In this regard, he stated that good economic managers are expected to convert the liabilities they inherit to profits, and therefore Dr Bawumia must stop making reference to the faults of the NDC.
"As an economic manager, you should know that before you take over, you're coming to inherit liabilities and assets. You cannot just parade only the liabilities and indicate that this is what you inherited and therefore without it you could have been better. What about the resources that you had? What did you use them for?", Professor Lord Mensah quizzed.
He continued: "There's a reason why we have four years political cycle. So if within the four years, you cannot turn around things. I don't think it's not necessary to go back in years. I don't think Ghanaians will be better of with these kind of references and statements coming from our economic managers".
In his explanations, Professor Lord Mensah further emphasised that, "As an economic manager, you inherit both liabilities and assets and how you appreciate liabilities that you inherit and convert them to assets for the benefit of the country is a gauge for your performance".
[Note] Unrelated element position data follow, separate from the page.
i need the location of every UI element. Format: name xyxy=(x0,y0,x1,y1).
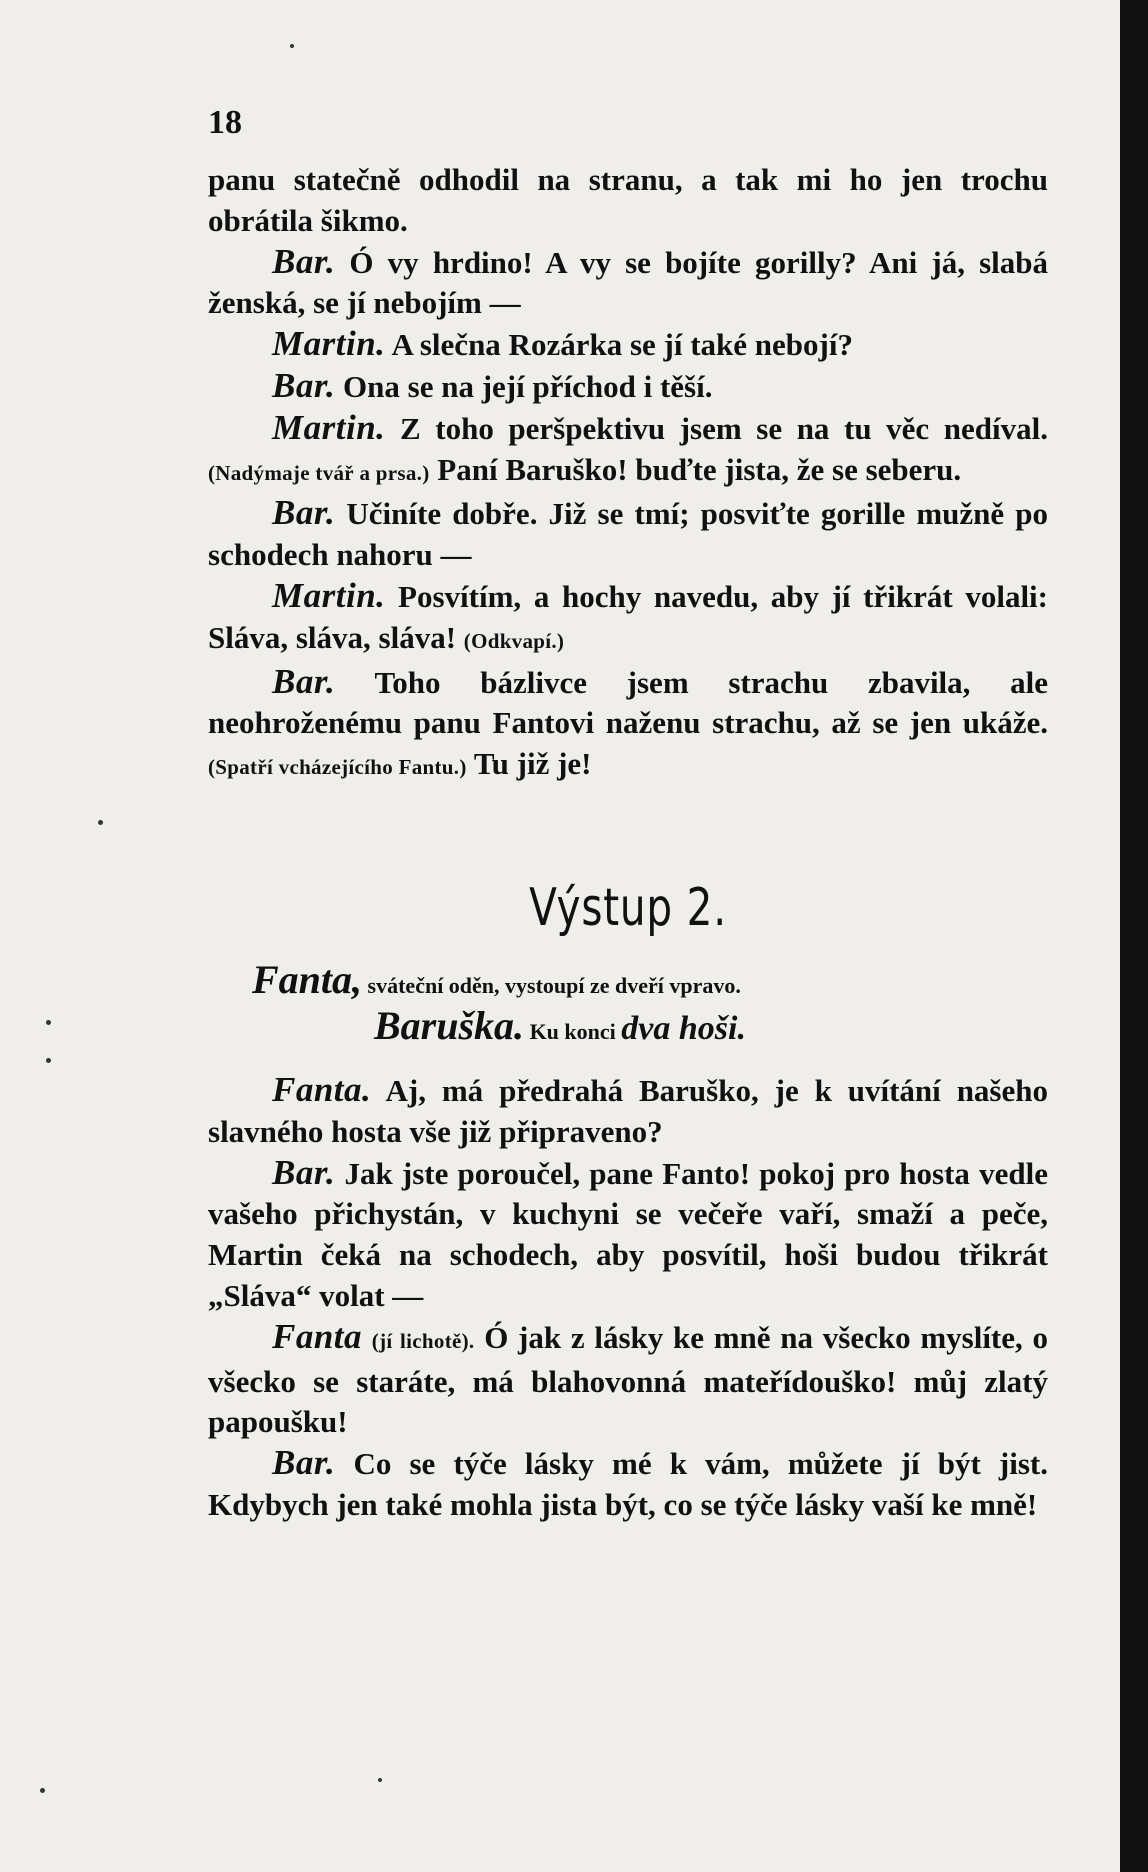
dialogue-text: panu statečně odhodil na stranu, a tak mi ho jen trochu obrátila šikmo. xyxy=(208,162,1048,238)
scene-header xyxy=(208,878,1048,1052)
speaker-name: Martin. xyxy=(272,324,386,364)
cast-line-1 xyxy=(252,957,1048,1006)
dialogue-paragraph xyxy=(208,242,1048,325)
paper-speck xyxy=(98,820,103,825)
cast-line-2 xyxy=(374,1003,1048,1052)
scene-heading: Výstup 2. xyxy=(529,878,727,938)
page-edge xyxy=(1120,0,1148,1872)
dialogue-paragraph xyxy=(208,1443,1048,1526)
speaker-name: Fanta xyxy=(272,1316,363,1356)
speaker-name: Bar. xyxy=(272,241,336,281)
dialogue-paragraph xyxy=(208,1153,1048,1317)
dialogue-text xyxy=(362,1320,372,1355)
dialogue-text: Ó vy hrdino! A vy se bojíte gorilly? Ani já, slabá ženská, se jí nebojím — xyxy=(208,244,1048,321)
cast-timing: Ku konci xyxy=(529,1019,616,1044)
paper-speck xyxy=(46,1058,51,1063)
cast-description: sváteční oděn, vystoupí ze dveří vpravo. xyxy=(367,973,741,998)
paper-speck xyxy=(46,1020,51,1025)
speaker-name: Martin. xyxy=(272,407,386,447)
stage-direction: (Odkvapí.) xyxy=(463,628,565,653)
cast-name-fanta: Fanta, xyxy=(252,957,363,1002)
paper-speck xyxy=(40,1788,45,1793)
dialogue-text: Co se týče lásky mé k vám, můžete jí být jist. Kdybych jen také mohla jista být, co se týče lásky vaší ke mně! xyxy=(208,1446,1048,1522)
stage-direction: (jí lichotě). xyxy=(371,1328,475,1353)
dialogue-text: Posvítím, a hochy navedu, aby jí třikrát volali: Sláva, sláva, sláva! xyxy=(208,578,1048,655)
speaker-name: Bar. xyxy=(272,1443,336,1483)
page-number: 18 xyxy=(208,104,242,141)
speaker-name: Martin. xyxy=(272,575,386,615)
speaker-name: Bar. xyxy=(272,365,336,405)
speaker-name: Bar. xyxy=(272,493,336,533)
dialogue-text: Aj, má předrahá Baruško, je k uvítání našeho slavného hosta vše již připraveno? xyxy=(208,1073,1048,1149)
dialogue-paragraph xyxy=(208,324,1048,366)
dialogue-text: Jak jste poroučel, pane Fanto! pokoj pro hosta vedle vašeho přichystán, v kuchyni se večeře vaří, smaží a peče, Martin čeká na schodech, aby posvítil, hoši budou třikrát „Sláva“ volat — xyxy=(208,1155,1048,1313)
dialogue-paragraph xyxy=(208,160,1048,242)
dialogue-paragraph xyxy=(208,493,1048,576)
dialogue-paragraph xyxy=(208,408,1048,494)
speaker-name: Bar. xyxy=(272,661,336,701)
dialogue-paragraph xyxy=(208,576,1048,662)
speaker-name: Bar. xyxy=(272,1152,336,1192)
paper-speck xyxy=(378,1778,382,1782)
dialogue-text: Z toho peršpektivu jsem se na tu věc nedíval. xyxy=(385,410,1048,446)
dialogue-top xyxy=(208,160,1048,788)
dialogue-text: A slečna Rozárka se jí také nebojí? xyxy=(385,327,853,363)
dialogue-text: Paní Baruško! buďte jista, že se seberu. xyxy=(429,451,962,487)
speaker-name: Fanta. xyxy=(272,1070,372,1109)
stage-direction: (Nadýmaje tvář a prsa.) xyxy=(208,460,430,485)
dialogue-text: Toho bázlivce jsem strachu zbavila, ale neohroženému panu Fantovi naženu strachu, až se jen ukáže. xyxy=(208,664,1048,741)
stage-direction: (Spatří vcházejícího Fantu.) xyxy=(208,755,467,780)
dialogue-paragraph xyxy=(208,1317,1048,1443)
dialogue-bottom xyxy=(208,1070,1048,1526)
cast-name-baruska: Baruška. xyxy=(374,1003,525,1048)
dialogue-paragraph xyxy=(208,366,1048,408)
dialogue-text: Učiníte dobře. Již se tmí; posviťte gorille mužně po schodech nahoru — xyxy=(208,496,1048,573)
dialogue-paragraph xyxy=(208,1070,1048,1153)
paper-speck xyxy=(290,44,294,48)
dialogue-text: Tu již je! xyxy=(466,746,592,782)
dialogue-paragraph xyxy=(208,662,1048,788)
dialogue-text: Ó jak z lásky ke mně na všecko myslíte, o všecko se staráte, má blahovonná mateřídouško! můj zlatý papoušku! xyxy=(208,1319,1048,1440)
cast-name-hosi: dva hoši. xyxy=(621,1010,746,1047)
dialogue-text: Ona se na její příchod i těší. xyxy=(335,368,713,404)
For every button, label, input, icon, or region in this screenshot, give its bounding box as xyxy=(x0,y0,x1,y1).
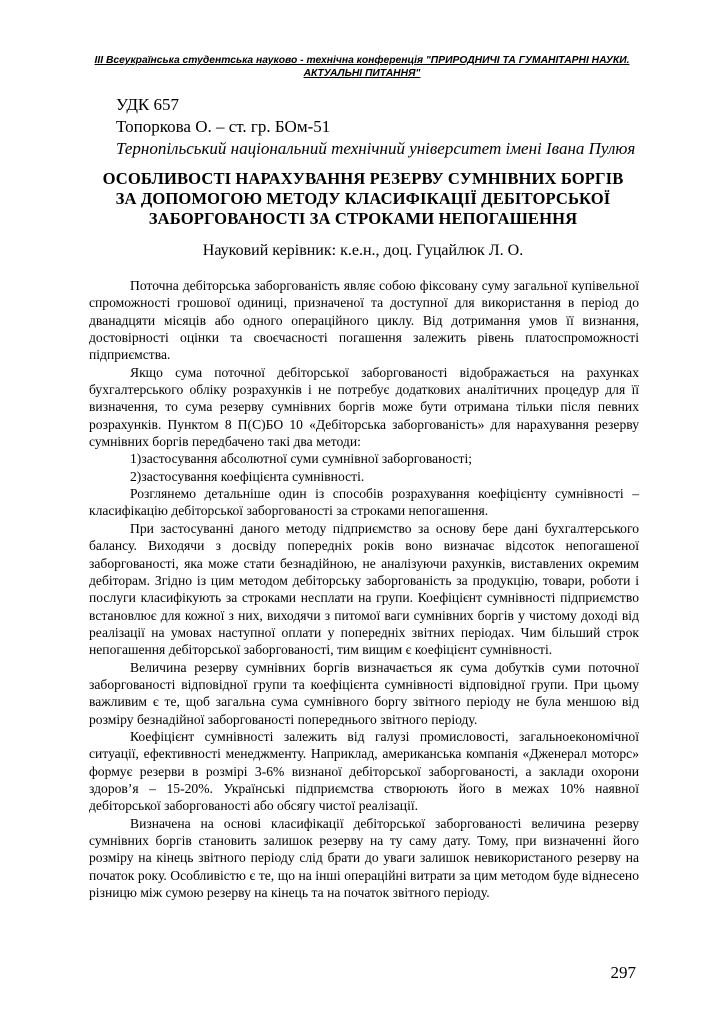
paragraph-1: Поточна дебіторська заборгованість являє собою фіксовану суму загальної купівельної спроможності грошової одиниці, призначеної та доступної для використання в період до дванадцяти місяців або одного операційного циклу. Від дотримання умов її визнання, достовірності оцінки та своєчасності погашення залежить рівень платоспроможності підприємства. xyxy=(89,278,639,363)
running-header-line-1: III Всеукраїнська студентська науково - технічна конференція "ПРИРОДНИЧІ ТА ГУМАНІТАРНІ НАУКИ. xyxy=(94,55,630,66)
list-item-2: 2)застосування коефіцієнта сумнівності. xyxy=(130,468,365,484)
title-line-2: ЗА ДОПОМОГОЮ МЕТОДУ КЛАСИФІКАЦІЇ ДЕБІТОРСЬКОЇ xyxy=(115,189,611,208)
affiliation: Тернопільський національний технічний університет імені Івана Пулюя xyxy=(116,139,636,158)
paragraph-6: Коефіцієнт сумнівності залежить від галузі промисловості, загальноекономічної ситуації, ефективності менеджменту. Наприклад, американська компанія «Дженерал моторс» формує резерви в розмірі 3-6% визнаної дебіторської заборгованості, а заклади охорони здоров’я – 15-20%. Українські підприємства створюють його в межах 10% наявної дебіторської заборгованості або обсягу чистої реалізації. xyxy=(89,728,639,814)
author-line: Топоркова О. – ст. гр. БОм-51 xyxy=(116,117,331,136)
paragraph-3: Розглянемо детальніше один із способів розрахування коефіцієнту сумнівності – класифікацію дебіторської заборгованості за строками непогашення. xyxy=(89,486,639,519)
paragraph-7: Визначена на основі класифікації дебіторської заборгованості величина резерву сумнівних боргів становить залишок резерву на ту саму дату. Тому, при визначенні його розміру на кінець звітного періоду слід брати до уваги залишок невикористаного резерву на початок року. Особливістю є те, що на інші операційні витрати за цим методом буде віднесено різницю між сумою резерву на кінець та на початок звітного періоду. xyxy=(89,815,639,901)
title-line-3: ЗАБОРГОВАНОСТІ ЗА СТРОКАМИ НЕПОГАШЕННЯ xyxy=(148,209,578,228)
scientific-supervisor: Науковий керівник: к.е.н., доц. Гуцайлюк Л. О. xyxy=(202,242,524,259)
udc-code: УДК 657 xyxy=(116,95,180,114)
paragraph-2: Якщо сума поточної дебіторської заборгованості відображається на рахунках бухгалтерського обліку розрахунків і не потребує додаткових аналітичних процедур для її визначення, то сума резерву сумнівних боргів може бути отримана тільки після певних розрахунків. Пунктом 8 П(С)БО 10 «Дебіторська заборгованість» для нарахування резерву сумнівних боргів передбачено такі два методи: xyxy=(89,364,639,450)
article-title xyxy=(90,169,636,229)
running-header xyxy=(80,54,644,80)
paragraph-4: При застосуванні даного методу підприємство за основу бере дані бухгалтерського балансу. Виходячи з досвіду попередніх років воно визначає відсоток непогашеної заборгованості, яка може стати безнадійною, не аналізуючи рахунків, виставлених окремим дебіторам. Згідно із цим методом дебіторську заборгованість за продукцію, товари, роботи і послуги класифікують за строками несплати на групи. Коефіцієнт сумнівності підприємство встановлює для кожної з них, виходячи з питомої ваги сумнівних боргів у чистому доході від реалізації на умовах наступної оплати у попередніх звітних періодах. Чим більший строк непогашення дебіторської заборгованості, тим вищим є коефіцієнт сумнівності. xyxy=(89,520,639,658)
title-line-1: ОСОБЛИВОСТІ НАРАХУВАННЯ РЕЗЕРВУ СУМНІВНИХ БОРГІВ xyxy=(102,169,624,188)
article-meta xyxy=(116,94,656,160)
page-number: 297 xyxy=(610,963,636,982)
running-header-line-2: АКТУАЛЬНІ ПИТАННЯ" xyxy=(303,68,421,79)
paragraph-5: Величина резерву сумнівних боргів визначається як сума добутків суми поточної заборгованості відповідної групи та коефіцієнта сумнівності відповідної групи. При цьому важливим є те, щоб загальна сума сумнівного боргу звітного періоду не була меншою від розміру безнадійної заборгованості попереднього звітного періоду. xyxy=(89,659,639,727)
list-item-1: 1)застосування абсолютної суми сумнівної заборгованості; xyxy=(130,451,473,467)
article-body xyxy=(89,277,639,901)
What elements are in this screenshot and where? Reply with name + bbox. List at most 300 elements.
"So the reference to those two things are not necessary anyway. Not at this time. We've gone far. I mean we are far deeper into the years. [After] six years of handling the economy, I don't think we need to make reference to this", he added.
Meanwhile, JoyNews is learning that the earliest the International Monetary Fund can take a decision on whether to give Ghana a deal will be in the first quarter of 2023.
A source within the Finance Committee who was privy to conversation with the IMF told JoyNews’ Parliamentary Correspondent, Kwaku Asante, that the Fund is seriously concerned about the country’s debt position and will undertake a debt sustainability analysis before agreeing on a deal with government.